If you aren’t already using a trail camera to enhance your hunting experience in the field, then shame on you.
Trail cameras have changed scouting and monitoring of deer hunting dramatically during the last decade. Now hunters that have always wondered what was happening at their favorite treestands, bedding areas, food sources, and high traffic areas can no longer wonder thanks to the easy-to-use trail cameras on the market today. Trail cameras are a must have for any serious deer hunter because they offer a new and improved way to scout and monitor your hunting location at an affordable cost.
Trail cameras can help find the secret hinding location of that monster buck you have targeted for years and/or help you find that perfect spot to take a youth hunter for a early season doe hunt. During the pre-rut, whitetails act as any other creature of habit and tend to hold to travel and food patterns. If you can pattern a shooter buck chances are reasonably good that you will have an encounter with him around the same time and location as your camera has captured his photo. In theory, this can assist hunters who have limited time to spend in the field due to work, family, or other personal obligations, with focusing their efforts and limiting the total number of hours needed in your treestand to successfully fill your tag. However, Any experienced whitetail hunter will tell you that is usually not the case as whitetails can change there patterns at any time for any reason, but choosing the proper trail camera and effectively using it will increase your chance for a successful hunt.
You can only hunt one location at a time from a treestand but you can determine what location is best to hunt by placing trail cameras in multiple locations throughout your hunting area during pre-season scouting. Use the date and time stamps to pull together the rough data to create a travel pattern for the deer in the area or a specific deer or elusive buck.
Like any equipment, there are decisions to be made when choosing a trail camera. The most glaring is whether you want photos or photos and videos, which will increase cost. Most digital images and motion activated videos can be stored in a database on your personal computer. You have plenty of brand names to choose from including Cuddeback, Moultrie, Bushnell, Predator, Stealth, and Wildgame Innovations to name a few.

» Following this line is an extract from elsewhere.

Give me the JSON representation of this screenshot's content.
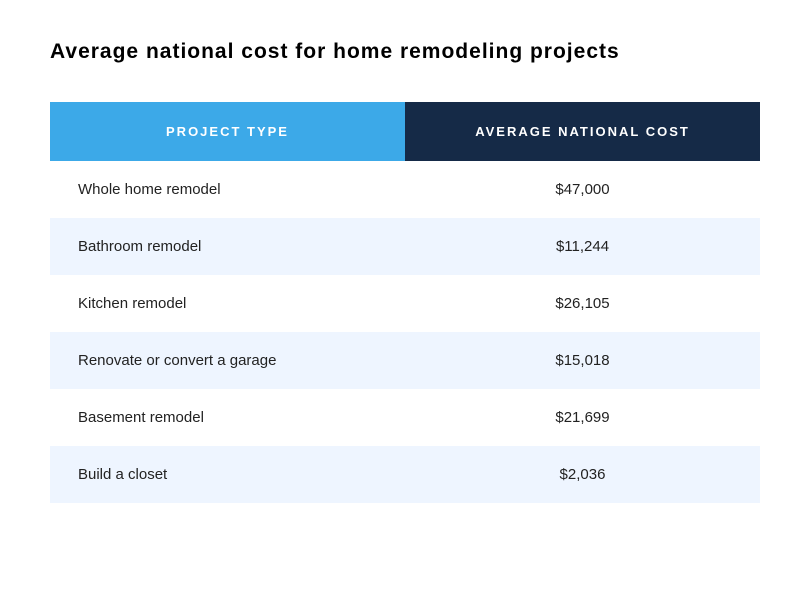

Be sure to select a trail camera that meets your needs as a hunter. When selecting the trail cam that is right for you it is imperative that you consider how you would like to use your trail camera and how much time and effort you are willing to put into it. If you are planning on setting up trail cameras to monitor bedding areas, food sources, and high traffic areas, then I recommend you buy a camera with high quality motion detection and fast shutter speed enabling you to catch your deer in transit from one area to another. Conversely, if you are setting up over your specific location or a particular food source like a salt lick, then you may only need one camera.
Personally, we here at Team Surra Outdoors almost enjoy setting up my trail cam, retreving the data, targeting a sepcific animal(s) to hunt, and creating individual animal travel patterns as much as harvesting these giants… ALMOST!